By Wickham Boyle
Once upon a time, a month was a month, determined by the arrival of each new moon. Many cultures, like the Jewish, Islamic and Chinese traditions, still keep a calendar based on the lunar schedule. But according to the solar calendar, a newer way to mark time, the month is an arbitrary, arithmetic division of the year. And so the months, as they have become delineated, have lost their intrinsic correlation with the real lunar phases. Calendar months of 30 and 31 days are longer than the actual period between one full moon and the next, which is 29.53 days. Consequently, the surplus hours and days of each month, each year, accumulate until eventually there is an “extra” full moon in one month. We call this extra full moon a BLUE MOON.
This happens in July 2004. July 2 was the Full Buck Moon and the Blue Moon is July 30, the Full Thunder Moon, in the naming tradition of the Iroquois. The cycle of the month with two full moons, the year with 13 moons, is 2.72 years, making it a rare and special, if not unusual or unexpected, occasion. So when we say that we visit someone rarely, we sometimes say, or at least our parents and grandparents said, “I do that once in a blue moon.”
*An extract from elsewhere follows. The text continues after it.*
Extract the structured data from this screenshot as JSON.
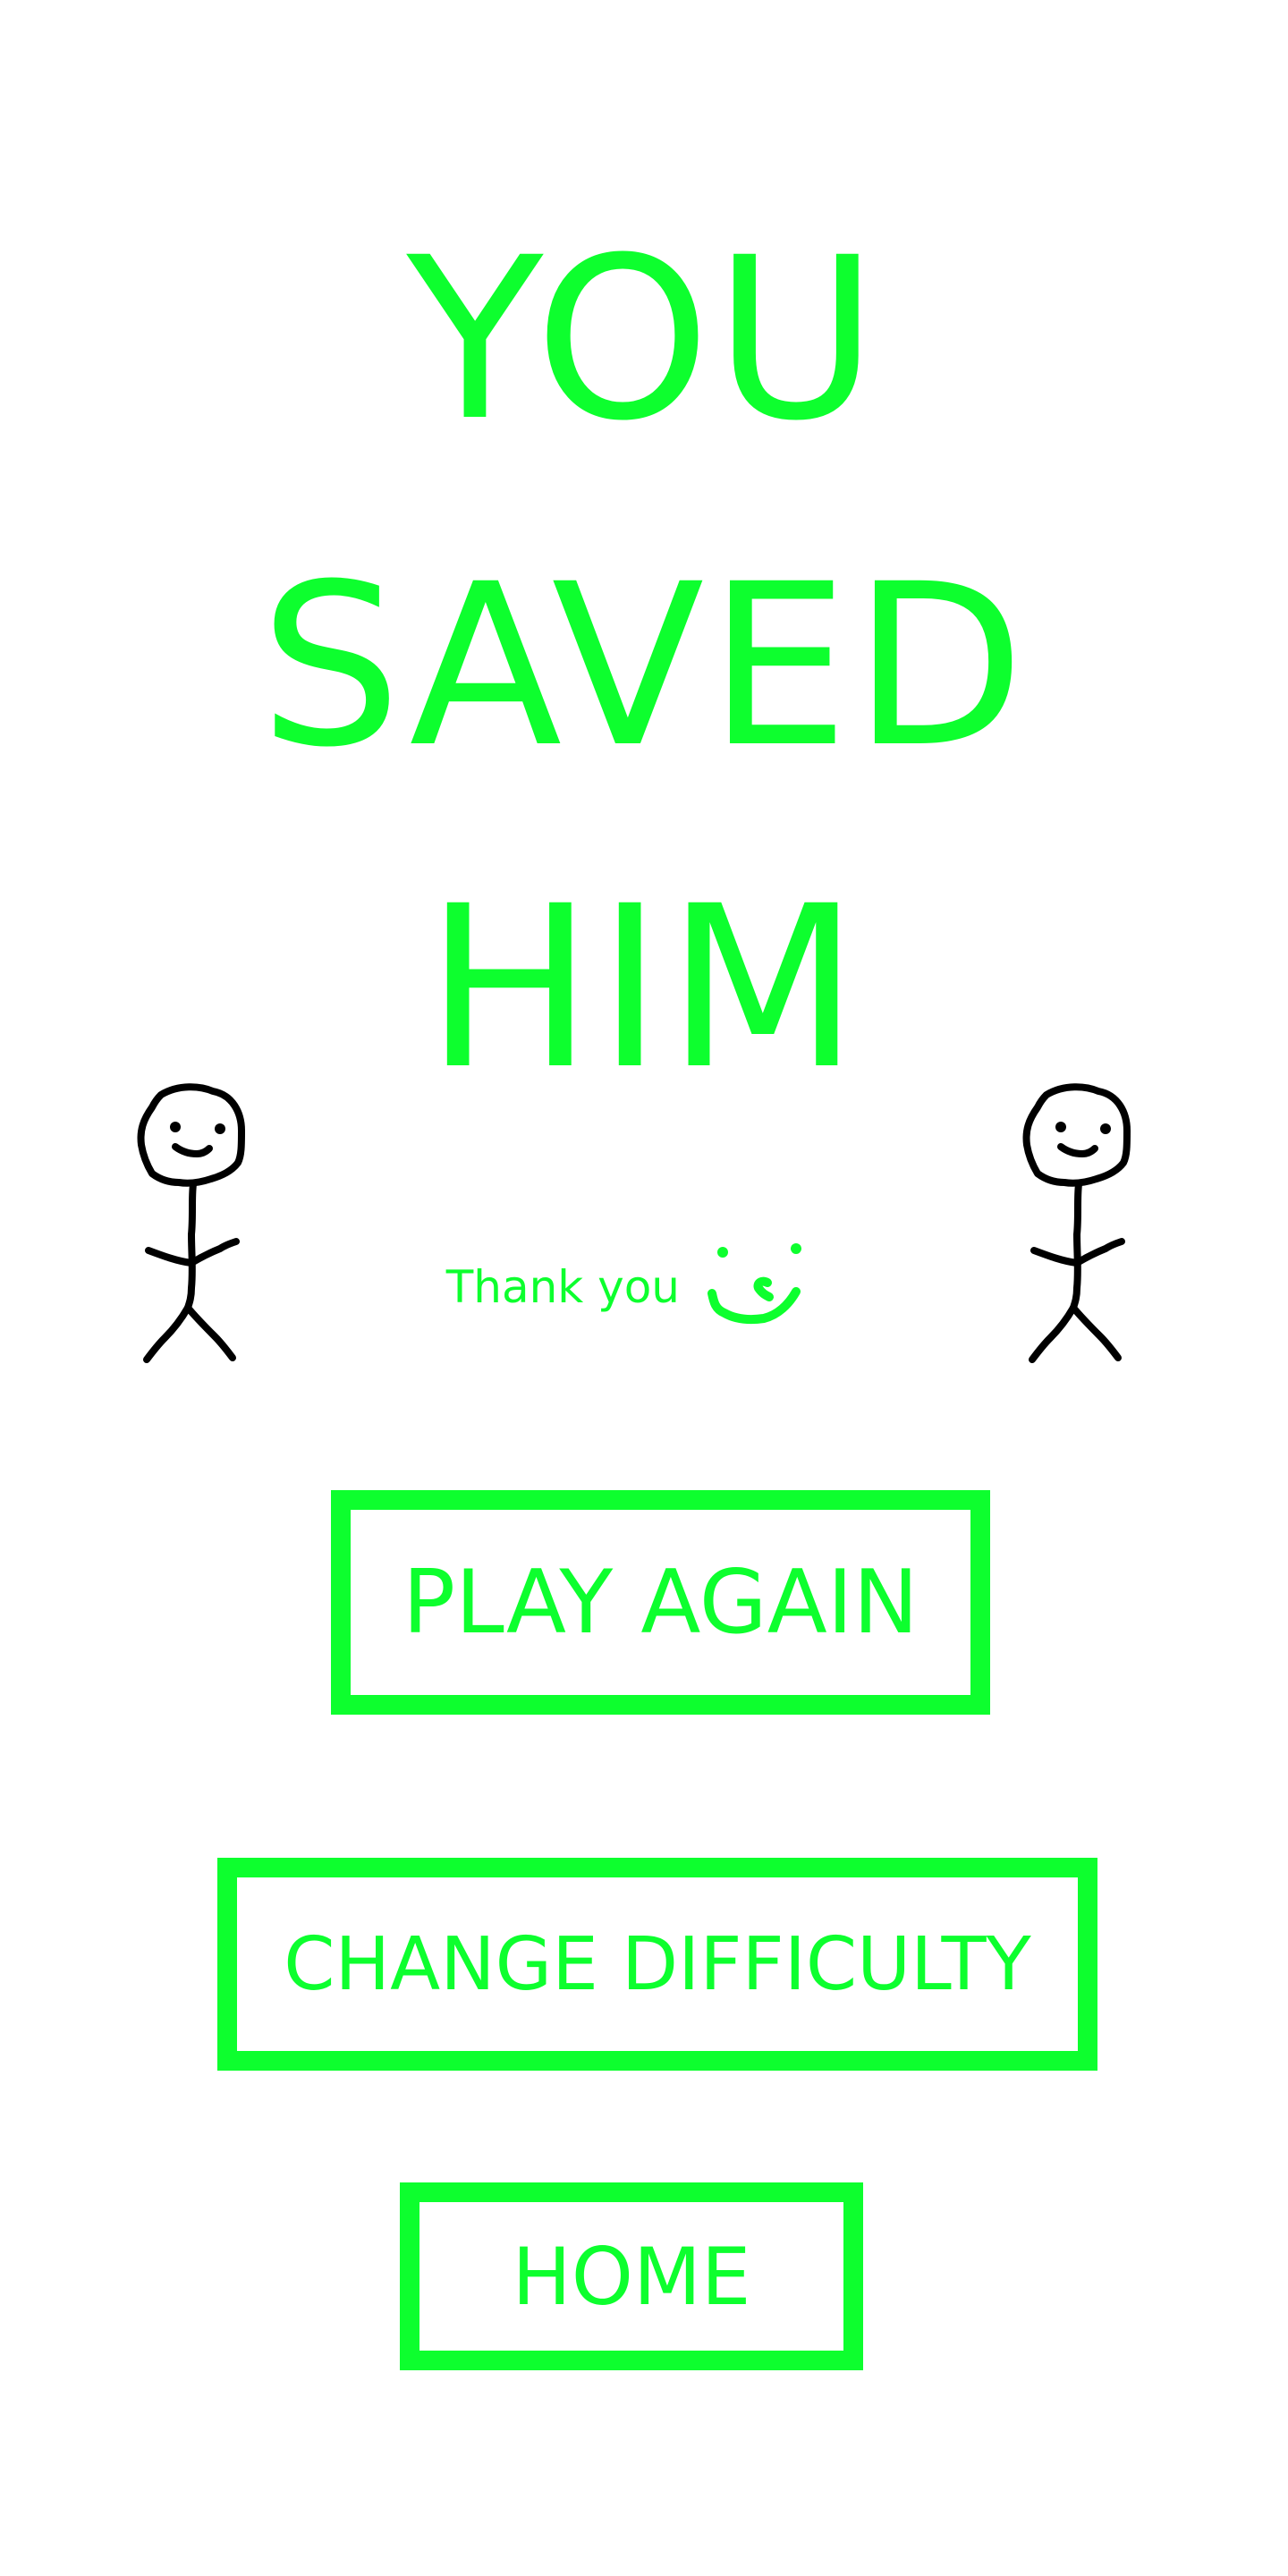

How many of us actually know what that means? Now that all of our readers are wise and hip to the lunar vocabulary, I wanted to think about what does it mean to have such a rare day? How do we celebrate an unusual occurrence, and how do we acknowledge how auspicious this celestial lagniappe is?
I want to take this occasion to stare at the moon with my husband as we take our first prolonged, alone vacation in the hills of Umbria. We have run away before, but now that our kids are playing tennis like demons or working their own Italian summer jobs, we are free to have a once-in-a-blue-moon vacation. We are going to attempt to hold hands and walk, not talking about how to pay bills or juggle responsibilities, but rather be really, vitally present for each other.
I keep saying to my friends that nearly every fiber of my being is fighting this Blue Moon vacation because I feel it is the wrong time: I have too much work; a magazine for which I write just folded, so I have too little work as well. I am worried about…well, here you are free to insert any number of issues from my aging father, to school for kids, to the cats. O.K., silly. But so many of us fight being alone with our spouses, to rediscover why we loved them or even to learn who they have become while as partners we busied ourselves with raising children, fighting the good fight for democracy, volunteering for school or fighting the tide of gravity by taking our soon-to-be-saggy selves to the gym or out for a bike ride.
I see the Blue Moon as an opportunity to celebrate the rare in my life. What is rare for me now is realization, real-true, lying-on-my-back-and-letting-the-clouds-float-by detachment. Oh, I can go to the beach, but I need a pad of paper right next to me so when, or if, the good thought, or undone task pops into my brain, I can immediately write it down and not lose it — to fight fiercely not to lose the moment or the inspiration.
What is rare is deep appreciation for all the blessings I have: my health, my family, my energy and my enthusiasm. I lose that too often when I fall into my miasma of WOE IS ME. I forget the inner core of riches. I know we all do. So, time without agenda, phones and to-do lists gives me the window of opportunity to appreciate.
This is what I do once in a Blue Moon. I need to do it more, but when the heavens give me a cue, I try to take it.